Sunday, June 2, 2019

Let God be God


Dear  Friends,

In a moment of candor, a precocious seven year old girl confided to me that she liked the world very much because it was sooooo interesting, but she wasn’t so sure about heaven. She thought that heaven  was very dull.” Why so?” I asked.  “Because God is dull,” she shot back. “God never changes, and the same old thing, day after day, is dull.”

I have no doubt that some of us are like that seven year old when it comes to God, unsure of God as being lovable and absorbing.

God, in classical theological language, is often portrayed in bigger than life terms” all-knowing, all-seeing, without  beginning  or end.  Many of us know the biblical phrase “yesterday, today and tomorrow are all the same with God”(Heb. 3.8) or “a thousand days with the Lord are as one.”(Ps.90.4)

We can’t wrap our arms around these concepts like we wrap our arms around a person.
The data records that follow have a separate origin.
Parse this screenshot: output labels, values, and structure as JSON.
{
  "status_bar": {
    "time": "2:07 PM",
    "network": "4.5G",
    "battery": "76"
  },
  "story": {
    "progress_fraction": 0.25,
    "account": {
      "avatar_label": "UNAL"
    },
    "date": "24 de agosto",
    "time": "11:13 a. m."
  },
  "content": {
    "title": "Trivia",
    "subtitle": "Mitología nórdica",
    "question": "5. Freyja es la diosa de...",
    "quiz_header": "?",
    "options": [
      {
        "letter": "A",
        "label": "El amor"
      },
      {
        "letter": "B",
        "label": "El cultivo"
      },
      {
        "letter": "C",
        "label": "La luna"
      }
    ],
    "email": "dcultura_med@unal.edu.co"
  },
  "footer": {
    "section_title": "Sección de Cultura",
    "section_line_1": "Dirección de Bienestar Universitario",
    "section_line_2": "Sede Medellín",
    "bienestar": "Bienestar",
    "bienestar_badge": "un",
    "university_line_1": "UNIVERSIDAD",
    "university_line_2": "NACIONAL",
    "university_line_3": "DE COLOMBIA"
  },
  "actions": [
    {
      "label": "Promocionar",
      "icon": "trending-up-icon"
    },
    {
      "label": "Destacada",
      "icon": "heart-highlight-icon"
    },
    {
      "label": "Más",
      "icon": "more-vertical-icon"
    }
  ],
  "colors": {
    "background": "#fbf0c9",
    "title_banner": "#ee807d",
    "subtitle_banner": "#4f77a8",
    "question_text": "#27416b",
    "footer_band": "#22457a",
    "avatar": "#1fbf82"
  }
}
These words overwhelm us who travel through life an inch at a time, sometimes with our horizon only as far as the end of our nose.

Yet, in today’s Gospel.  Jesus prays: “Father, I have revealed your name to them and I will continue to reveal it…”(John 17.26)

So what are some of the names of God and what are the characteristics of God that can appeal to us, make us excited, warm and eager over God? What are some of the embraceable qualities of God?

Our  God is a learning God… God in Jesus, who came to teach us the ways of truth, justice and integrity, first had to learn what these meant in human terms.

Our God is a laughing God… the 14th Century mystic Meister Eckhart in a poetic moment says “The whole Trinity laughs and gives birth to us.” God’s sense of humor is rich and deep. Take a look at creation!

Our God is the Great Attractor…like fragrant flowers attract bees and hummingbirds, God attracts us if we allow it. Do we allow ourselves to be attracted by God?

Our God treasures the useless…Our age and place in the world are enamored of the useful, the practical and the productive. Our judgments of value are wrapped up in utility. Sometimes people say they hate that part of themselves they consider useless. Sometimes, old people describe themselves as useless- as if that’s bad. But our God values the very being of all that is. It is enough to be.

We cannot exhaust God, because God’s originality and freshness keep surprising us. As the playwright Christopher Fry noted: in our time and place “The enterprise is exploration into God.”
In this week before Pentecost, as we pray a welcome for God’s Spirit in our world, our church, our lives, let us also pray a welcome for God as God is, beyond our well-defined categories. Let us let God be God.